The demo took an afternoon. The production system took four months. That gap is the whole story of retrieval-augmented generation in 2023, and most of the people posting screenshots have not crossed it yet.
I have been building an internal answer tool over a few hundred thousand documents: policies, runbooks, support history, the institutional memory that usually lives in three people’s heads. The pitch writes itself. Ask a question in plain language, get an answer grounded in the actual documents, with citations. Everyone nods in the room. Then you go build it and discover that the language model was never the hard part.
Here is the part nobody tells you.

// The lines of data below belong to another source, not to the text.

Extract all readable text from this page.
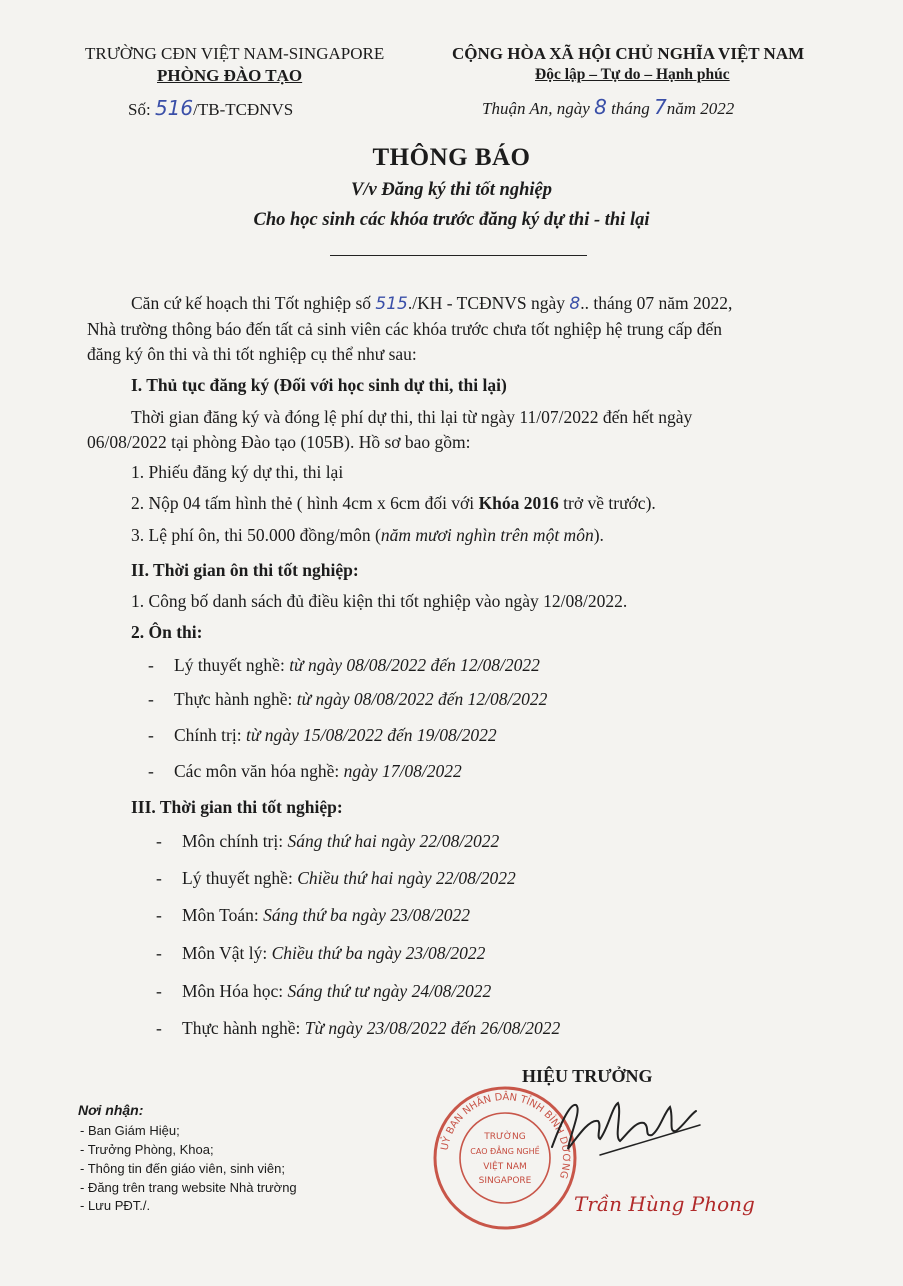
TRƯỜNG CĐN VIỆT NAM-SINGAPORE
PHÒNG ĐÀO TẠO
Số: 516/TB-TCĐNVS
CỘNG HÒA XÃ HỘI CHỦ NGHĨA VIỆT NAM
Độc lập – Tự do – Hạnh phúc
Thuận An, ngày 8 tháng 7năm 2022
THÔNG BÁO
V/v Đăng ký thi tốt nghiệp
Cho học sinh các khóa trước đăng ký dự thi - thi lại
Căn cứ kế hoạch thi Tốt nghiệp số 515./KH - TCĐNVS ngày 8.. tháng 07 năm 2022,
Nhà trường thông báo đến tất cả sinh viên các khóa trước chưa tốt nghiệp hệ trung cấp đến
đăng ký ôn thi và thi tốt nghiệp cụ thể như sau:
I. Thủ tục đăng ký (Đối với học sinh dự thi, thi lại)
Thời gian đăng ký và đóng lệ phí dự thi, thi lại từ ngày 11/07/2022 đến hết ngày
06/08/2022 tại phòng Đào tạo (105B). Hồ sơ bao gồm:
1. Phiếu đăng ký dự thi, thi lại
2. Nộp 04 tấm hình thẻ ( hình 4cm x 6cm đối với Khóa 2016 trở về trước).
3. Lệ phí ôn, thi 50.000 đồng/môn (năm mươi nghìn trên một môn).
II. Thời gian ôn thi tốt nghiệp:
1. Công bố danh sách đủ điều kiện thi tốt nghiệp vào ngày 12/08/2022.
2. Ôn thi:
- Lý thuyết nghề: từ ngày 08/08/2022 đến 12/08/2022
- Thực hành nghề: từ ngày 08/08/2022 đến 12/08/2022
- Chính trị: từ ngày 15/08/2022 đến 19/08/2022
- Các môn văn hóa nghề: ngày 17/08/2022
III. Thời gian thi tốt nghiệp:
- Môn chính trị: Sáng thứ hai ngày 22/08/2022
- Lý thuyết nghề: Chiều thứ hai ngày 22/08/2022
- Môn Toán: Sáng thứ ba ngày 23/08/2022
- Môn Vật lý: Chiều thứ ba ngày 23/08/2022
- Môn Hóa học: Sáng thứ tư ngày 24/08/2022
- Thực hành nghề: Từ ngày 23/08/2022 đến 26/08/2022
HIỆU TRƯỞNG
Nơi nhận:
- Ban Giám Hiệu;
- Trưởng Phòng, Khoa;
- Thông tin đến giáo viên, sinh viên;
- Đăng trên trang website Nhà trường
- Lưu PĐT./.
UỶ BAN NHÂN DÂN TỈNH BÌNH DƯƠNG
TRƯỜNG
CAO ĐẲNG NGHỀ
VIỆT NAM
SINGAPORE
Trần Hùng Phong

When the answers are wrong, the instinct is to blame the model, swap in the bigger one, and wait for the bill. Nine times out of ten the model did its job. It answered the question using the context it was handed, and the context was garbage. Bad answers are a retrieval problem wearing a model costume.
The shape of it
There is no framework I trust enough yet to hide this from me, so I wrote it out by hand. Two paths that share one index.

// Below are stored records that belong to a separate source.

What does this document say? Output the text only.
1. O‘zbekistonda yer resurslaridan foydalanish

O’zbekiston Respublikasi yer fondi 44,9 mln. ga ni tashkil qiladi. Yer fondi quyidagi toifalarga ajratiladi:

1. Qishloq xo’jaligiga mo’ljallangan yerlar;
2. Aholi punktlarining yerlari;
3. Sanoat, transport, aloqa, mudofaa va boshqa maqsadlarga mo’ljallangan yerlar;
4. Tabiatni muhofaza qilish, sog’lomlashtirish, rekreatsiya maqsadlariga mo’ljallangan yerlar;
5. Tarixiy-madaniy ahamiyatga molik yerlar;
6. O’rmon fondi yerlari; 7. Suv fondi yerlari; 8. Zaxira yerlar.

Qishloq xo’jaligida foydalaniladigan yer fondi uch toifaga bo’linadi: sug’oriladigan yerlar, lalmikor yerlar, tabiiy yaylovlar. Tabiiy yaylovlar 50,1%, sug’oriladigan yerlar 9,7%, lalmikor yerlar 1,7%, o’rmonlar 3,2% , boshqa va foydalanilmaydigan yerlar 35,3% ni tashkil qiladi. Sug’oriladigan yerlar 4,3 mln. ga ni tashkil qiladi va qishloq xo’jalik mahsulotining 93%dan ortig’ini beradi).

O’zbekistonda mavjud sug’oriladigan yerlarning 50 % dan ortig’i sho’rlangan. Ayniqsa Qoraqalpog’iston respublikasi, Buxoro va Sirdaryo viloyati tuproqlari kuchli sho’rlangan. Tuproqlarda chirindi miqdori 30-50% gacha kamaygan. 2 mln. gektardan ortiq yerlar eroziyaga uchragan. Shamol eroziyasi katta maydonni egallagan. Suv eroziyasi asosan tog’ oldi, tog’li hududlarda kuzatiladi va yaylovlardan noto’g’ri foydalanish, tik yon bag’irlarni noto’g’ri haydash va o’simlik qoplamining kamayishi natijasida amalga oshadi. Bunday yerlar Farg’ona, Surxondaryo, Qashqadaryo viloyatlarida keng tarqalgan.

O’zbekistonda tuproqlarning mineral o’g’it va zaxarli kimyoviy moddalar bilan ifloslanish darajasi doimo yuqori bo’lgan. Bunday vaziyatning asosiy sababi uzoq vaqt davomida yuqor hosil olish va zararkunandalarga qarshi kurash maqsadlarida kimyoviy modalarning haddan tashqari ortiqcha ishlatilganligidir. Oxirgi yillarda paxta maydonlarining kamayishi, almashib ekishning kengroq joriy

The offline path ingests documents, cleans them, splits them into chunks, embeds each chunk, and writes the vectors to a store. The online path embeds the incoming question, pulls the nearest chunks, stuffs them into a prompt, and asks the model to answer using only what it was given. Both paths embed text the same way and point at the same index. If they ever drift apart, retrieval quietly rots and you find out from an angry user, not a test.

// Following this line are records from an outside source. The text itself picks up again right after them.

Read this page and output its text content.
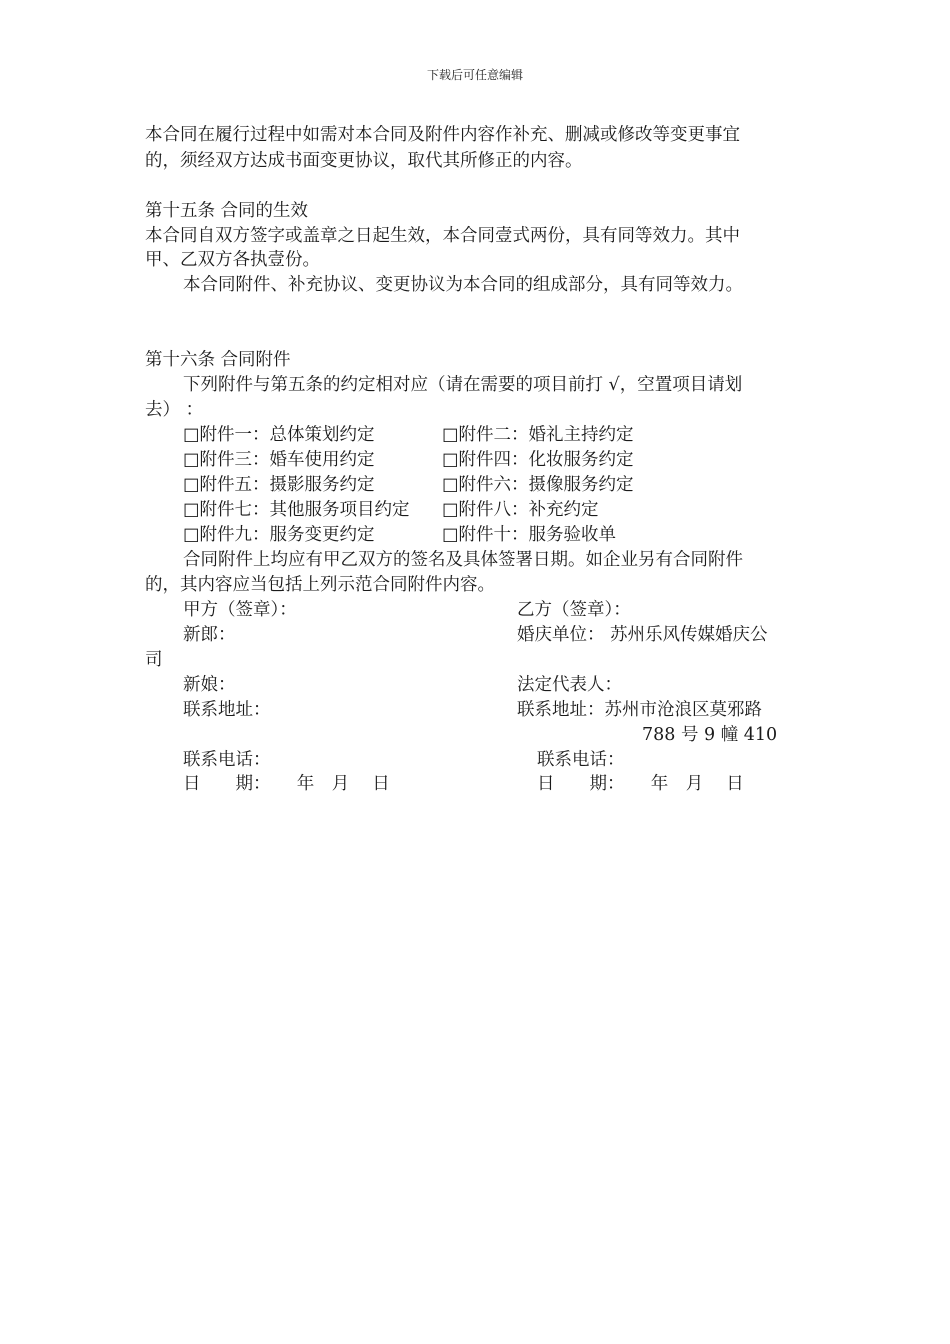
下载后可任意编辑
本合同在履行过程中如需对本合同及附件内容作补充、删减或修改等变更事宜
的，须经双方达成书面变更协议，取代其所修正的内容。
第十五条 合同的生效
本合同自双方签字或盖章之日起生效，本合同壹式两份，具有同等效力。其中
甲、乙双方各执壹份。
本合同附件、补充协议、变更协议为本合同的组成部分，具有同等效力。
第十六条 合同附件
下列附件与第五条的约定相对应（请在需要的项目前打 √，空置项目请划
去） ：
□附件一：总体策划约定	□附件二：婚礼主持约定
□附件三：婚车使用约定	□附件四：化妆服务约定
□附件五：摄影服务约定	□附件六：摄像服务约定
□附件七：其他服务项目约定 □附件八：补充约定
□附件九：服务变更约定	□附件十：服务验收单
合同附件上均应有甲乙双方的签名及具体签署日期。如企业另有合同附件
的，其内容应当包括上列示范合同附件内容。
甲方（签章）：	乙方（签章）：
新郎：	婚庆单位： 苏州乐风传媒婚庆公
司
新娘：	法定代表人：
联系地址：	联系地址：苏州市沧浪区莫邪路
788 号 9 幢 410
联系电话：	联系电话：
日　　期：　　年　月　 日	日　　期：　　年　月　 日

Chunking is the whole game
The naive move is to split every document into fixed 1,000-character windows and call it done. It works in the demo. It falls apart on real documents, because a fixed window cuts sentences in half, separates a heading from the thing it heads, and strands a table’s numbers from the column names that give them meaning.
What worked was splitting on structure first and size second. Respect the document’s own boundaries, then pack up to a budget, and let consecutive chunks overlap a little so an idea that straddles a boundary survives in at least one piece.
def chunk(blocks, target=900, overlap=150):
# blocks = the document already split on its own structure:
# headings, paragraphs, list items. We pack those, we don't shred them.
chunks, buf, size = [], [], 0
for block in blocks:
if size + len(block) > target and buf:
chunks.append(" ".join(buf))
# carry the tail forward so a thought spanning a boundary
# still lands intact in the next chunk
tail, kept = [], 0
for b in reversed(buf):
if kept + len(b) > overlap:
break
tail.insert(0, b); kept += len(b)
buf, size = tail, kept
buf.append(block); size += len(block)
if buf:
chunks.append(" ".join(buf))
return chunks
That overlap looks like a rounding detail. It was worth more to answer quality than any prompt I wrote. (I spent two weeks tuning prompts before I admitted the prompts were fine.)
Retrieval, and the thing nearest-neighbor won’t tell you
Embed the chunks, store the vectors, and at query time pull the closest ones by cosine similarity. Standard. The trap is treating the top-k list as truth. Vector search always returns something. Ask it about a topic you have no documents on and it will hand back your five least-irrelevant chunks with total confidence, and the model will dutifully write an answer on top of nothing.
So I keep the similarity scores and refuse to pass context that clears no bar.
def retrieve(question, k=6, floor=0.78):
q = embed(question)
hits = index.search(q, k=k) # [(chunk_id, score), ...]
keep = [h for h in hits if h.score >= floor]
if not keep:
# better to say we don't know than to ground a confident answer
# in our five least-irrelevant paragraphs
return None
return [store[h.chunk_id] for h in keep]
When retrieve returns nothing, the tool says it has no good source and stops. Users forgive “I don’t have a confident answer for that.” They do not forgive a fluent, cited, completely wrong one. The second kind erodes trust in everything else the tool says, including the answers that were right.
What I would tell someone starting today
You do not need a dedicated vector database to begin. A few hundred thousand chunks sit comfortably in Postgres with a vector extension, and staying there meant one fewer system to operate while I was still learning what the workload even was. Move when the numbers tell you to move, not when a launch post does.
Spend your time on evals before you spend it on models. I kept a few hundred real questions with answers I trusted, and every change ran against them. Without that, “it feels better” is the only feedback you get, and it lies. With it, I could see a chunking tweak lift answer quality more than swapping to the newest model did, at none of the cost.
And write it by hand the first time. The frameworks will get good. When they do, you will actually understand what they are doing for you, and more usefully, what they are quietly doing to you.